My husband and I are utilitarian travelers seeking destinations that others often elude. So while most visitors to Rye Patch Reservoir enter the State Park where amenities such as picnic tables and showers are plenty, my husband and I skirt the east end of the reservoir for secluded spots where we can reflect and enjoy a quiet afternoon.
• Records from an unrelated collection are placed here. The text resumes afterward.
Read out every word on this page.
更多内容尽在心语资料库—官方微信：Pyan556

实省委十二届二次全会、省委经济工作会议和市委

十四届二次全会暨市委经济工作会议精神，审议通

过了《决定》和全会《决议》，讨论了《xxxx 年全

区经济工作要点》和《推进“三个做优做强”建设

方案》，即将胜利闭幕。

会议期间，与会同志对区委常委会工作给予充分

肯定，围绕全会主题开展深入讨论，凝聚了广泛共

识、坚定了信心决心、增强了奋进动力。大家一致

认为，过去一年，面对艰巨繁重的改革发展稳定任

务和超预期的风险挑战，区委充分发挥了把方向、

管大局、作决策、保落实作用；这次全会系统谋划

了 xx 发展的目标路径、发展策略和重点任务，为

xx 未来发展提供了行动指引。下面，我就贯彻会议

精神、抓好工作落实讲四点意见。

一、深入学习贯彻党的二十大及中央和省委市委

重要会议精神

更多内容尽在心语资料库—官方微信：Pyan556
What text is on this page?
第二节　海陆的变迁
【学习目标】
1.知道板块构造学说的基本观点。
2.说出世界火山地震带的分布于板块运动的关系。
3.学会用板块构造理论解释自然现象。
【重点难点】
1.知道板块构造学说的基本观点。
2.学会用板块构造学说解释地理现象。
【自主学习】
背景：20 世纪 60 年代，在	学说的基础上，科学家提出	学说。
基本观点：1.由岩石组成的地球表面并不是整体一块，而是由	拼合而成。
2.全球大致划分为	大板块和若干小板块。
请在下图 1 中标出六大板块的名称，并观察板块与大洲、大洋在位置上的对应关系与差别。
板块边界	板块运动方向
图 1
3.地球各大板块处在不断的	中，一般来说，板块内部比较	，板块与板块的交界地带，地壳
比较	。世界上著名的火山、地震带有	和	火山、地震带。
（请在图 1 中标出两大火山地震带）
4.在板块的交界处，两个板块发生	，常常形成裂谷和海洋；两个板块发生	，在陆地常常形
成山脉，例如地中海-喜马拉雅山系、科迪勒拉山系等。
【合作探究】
The Nevada High Desert is as enchanting as any place on earth. Although it lacks the architectural spectacle so seductive in our southwest deserts, a willingness to patiently observe silence and moods that drift across the sky will be rewarded.
Every desert traveler dreams of an oasis. When we first began exploring the Imlay area a couple of years ago, the east end of Rye Patch had been extracted by drought. Last year’s rains replenished its water levels but this year’s moderate rainfall could foretell a reversal.
It’s best to herald it while it’s here.
5 thoughts on “Nevada Desert Blues: Rye Patch Reservoir”
I enjoyed your posts. My husband and I also seek out scenic destinations in wilderness places. Your photos intrigued me.
Thank you, I appreciate your comment. Do you have a favorite place that you’ve visited or one that you enjoy returning to every year?
Yes, actually two. We are enthralled with Lake Tahoe and Yosemite National Park. We never tire of exploring the primitive areas of these places as well as the frequently visited venues.
Both beautiful places! Are you by chance familiar with Bear Valley Campground in the Tahoe National Forest? It is one of our favorite places to camp in the Tahoe area. Serene and very remote, as Tahoe campgrounds go. We sometimes camp there on our way to the Nevada Desert. Do you have a favorite place to camp in that region?
I’m not familiar with this campground but we will check it out. We try different areas every time we go.